Quienes hayan concebido la nueva asignatura como una ocasión para educar buenos ciudadanos, están hoy de enhorabuena. Por el contrario, es fácil concluir que no lo estarán ni aquellos que se empeñaron en equivocarse una vez más -impulsando esa objeción desatinada- ni los que esperan que bajo la coartada de la educación se cuele en realidad la manipulación.
La verdad es que no eran necesarios 29 jueces hechos y derechos para obtener las acertadas conclusiones a las que los miembros de la sala tercera del Tribunal Supremo llegaron el miércoles por abrumadora mayoría en relación con el ya cansino asunto de la Educación para la Ciudadanía.
De hecho, confío en que podrán perdonarme la inmodestia si no resisto la tentación de recordarles que en el artículo que publiqué en esta columna el pasado 10 de septiembre sobre la cuestión de la objeción (artículo que puede consultarse en la hemeroteca de la edición digital de este periódico), sostuve una posición coincidente, pe por pa, con los dos grandes principios contenidos en la sentencia del Supremo recientemente conocida: que «la asignatura no puede ser objetada ni por lo estudiantes ni por sus progenitores» y que las materias a impartir deben «pivotar esencialmente sobre las normas básicas del sistema democrático y el mundo de valores en que se fundamenta».
Como era de esperar, algunos dirigentes políticos y algún medio se han tomado gran trabajo en destacar solo la parte de la sentencia que perjudica las irresponsables expectativas de un PP en este tema echado al monte: la que señala que no cabe la objeción, pues la existencia de la asignatura impugnada no vulnera ni el derecho de los padres a que sus hijos reciban la formación religiosa y moral que esté de acuerdo con sus propias convicciones ni la libertad religiosa e ideológica.
La realidad es, sin embargo, que el Supremo añade a ese pronunciamiento otro ulterior, llamado a tener mayor trascendencia hacia el futuro, para la progresiva definición del contenido de la materia objeto de litigio: que la Educación para la Ciudadanía deberá centrarse en los principios y valores constitucionales, sin que puedan imponerse a los alumnos criterios morales o éticos que son objeto de discusión en nuestra sociedad.
¿Es esto posible?
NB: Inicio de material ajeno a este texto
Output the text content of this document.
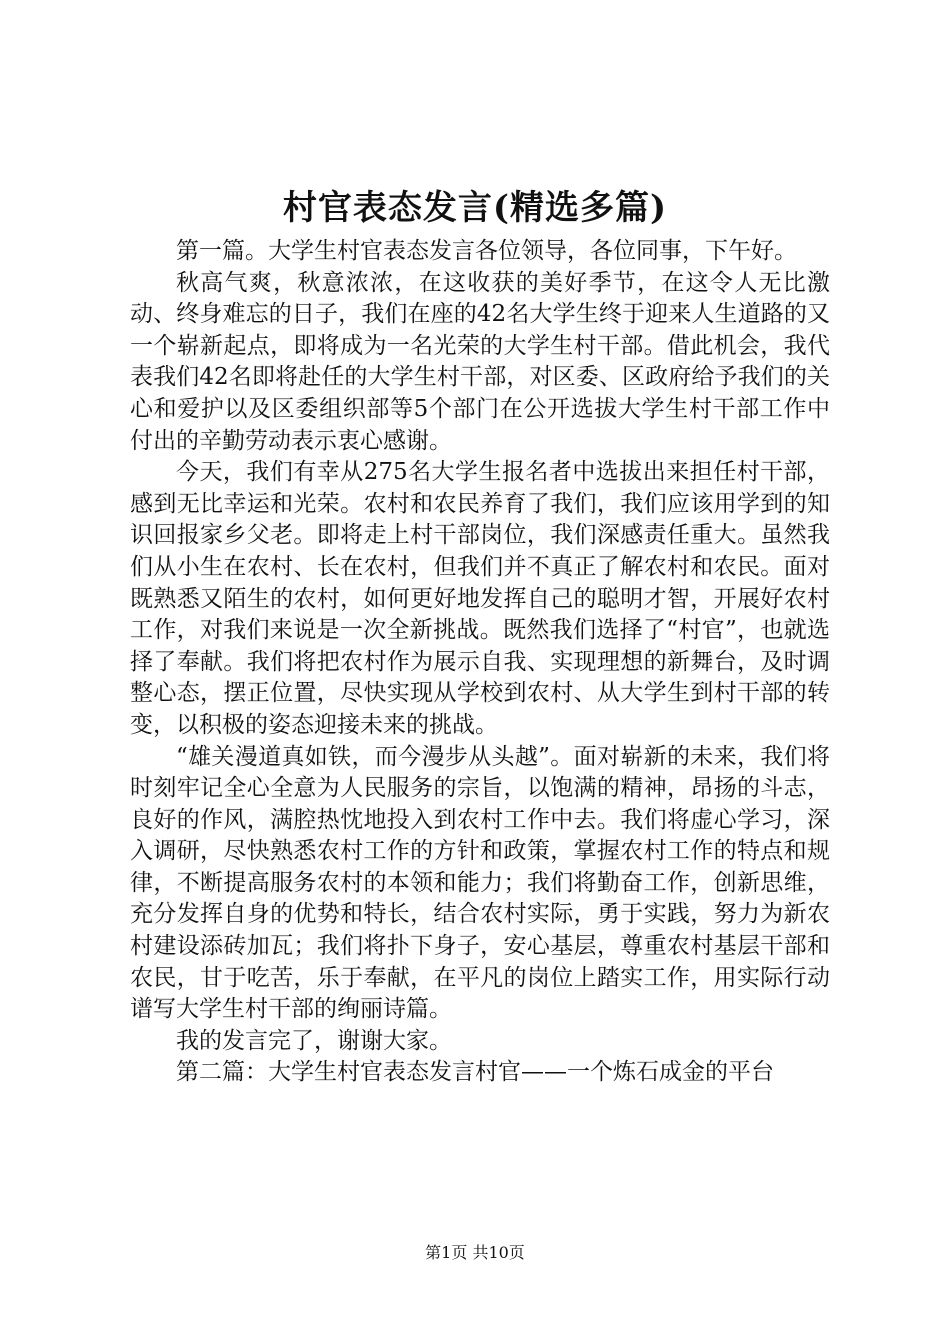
村官表态发言(精选多篇)

第一篇。大学生村官表态发言各位领导，各位同事，下午好。

秋高气爽，秋意浓浓，在这收获的美好季节，在这令人无比激动、终身难忘的日子，我们在座的42名大学生终于迎来人生道路的又一个崭新起点，即将成为一名光荣的大学生村干部。借此机会，我代表我们42名即将赴任的大学生村干部，对区委、区政府给予我们的关心和爱护以及区委组织部等5个部门在公开选拔大学生村干部工作中付出的辛勤劳动表示衷心感谢。

今天，我们有幸从275名大学生报名者中选拔出来担任村干部，感到无比幸运和光荣。农村和农民养育了我们，我们应该用学到的知识回报家乡父老。即将走上村干部岗位，我们深感责任重大。虽然我们从小生在农村、长在农村，但我们并不真正了解农村和农民。面对既熟悉又陌生的农村，如何更好地发挥自己的聪明才智，开展好农村工作，对我们来说是一次全新挑战。既然我们选择了“村官”，也就选择了奉献。我们将把农村作为展示自我、实现理想的新舞台，及时调整心态，摆正位置，尽快实现从学校到农村、从大学生到村干部的转变，以积极的姿态迎接未来的挑战。

“雄关漫道真如铁，而今漫步从头越”。面对崭新的未来，我们将时刻牢记全心全意为人民服务的宗旨，以饱满的精神，昂扬的斗志，良好的作风，满腔热忱地投入到农村工作中去。我们将虚心学习，深入调研，尽快熟悉农村工作的方针和政策，掌握农村工作的特点和规律，不断提高服务农村的本领和能力；我们将勤奋工作，创新思维，充分发挥自身的优势和特长，结合农村实际，勇于实践，努力为新农村建设添砖加瓦；我们将扑下身子，安心基层，尊重农村基层干部和农民，甘于吃苦，乐于奉献，在平凡的岗位上踏实工作，用实际行动谱写大学生村干部的绚丽诗篇。

我的发言完了，谢谢大家。

第二篇：大学生村官表态发言村官——一个炼石成金的平台

第1页 共10页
Lo es, sin duda, y lo irá siendo más y más a medida que editores y docentes vayan asumiendo que de lo que se trata es de formar ciudadanos y no de manejar a los alumnos para que se conviertan en seguidores del pensamiento de quien les enseña la materia. Entre tanto habrá, por supuesto, que corregir todos los excesos sectarios y todas las tentativas de adoctrinar a los estudiantes en un sentido o en el otro que pudieran producirse.
Por eso, quienes hayan concebido la nueva asignatura como una ocasión para educar buenos ciudadanos, están hoy de enhorabuena. Por el contrario, es fácil concluir que no lo estarán ni aquellos que se empeñaron en equivocarse una vez más -impulsando esa objeción desatinada- ni los que esperan que bajo la coartada de la educación se cuele en realidad la manipulación.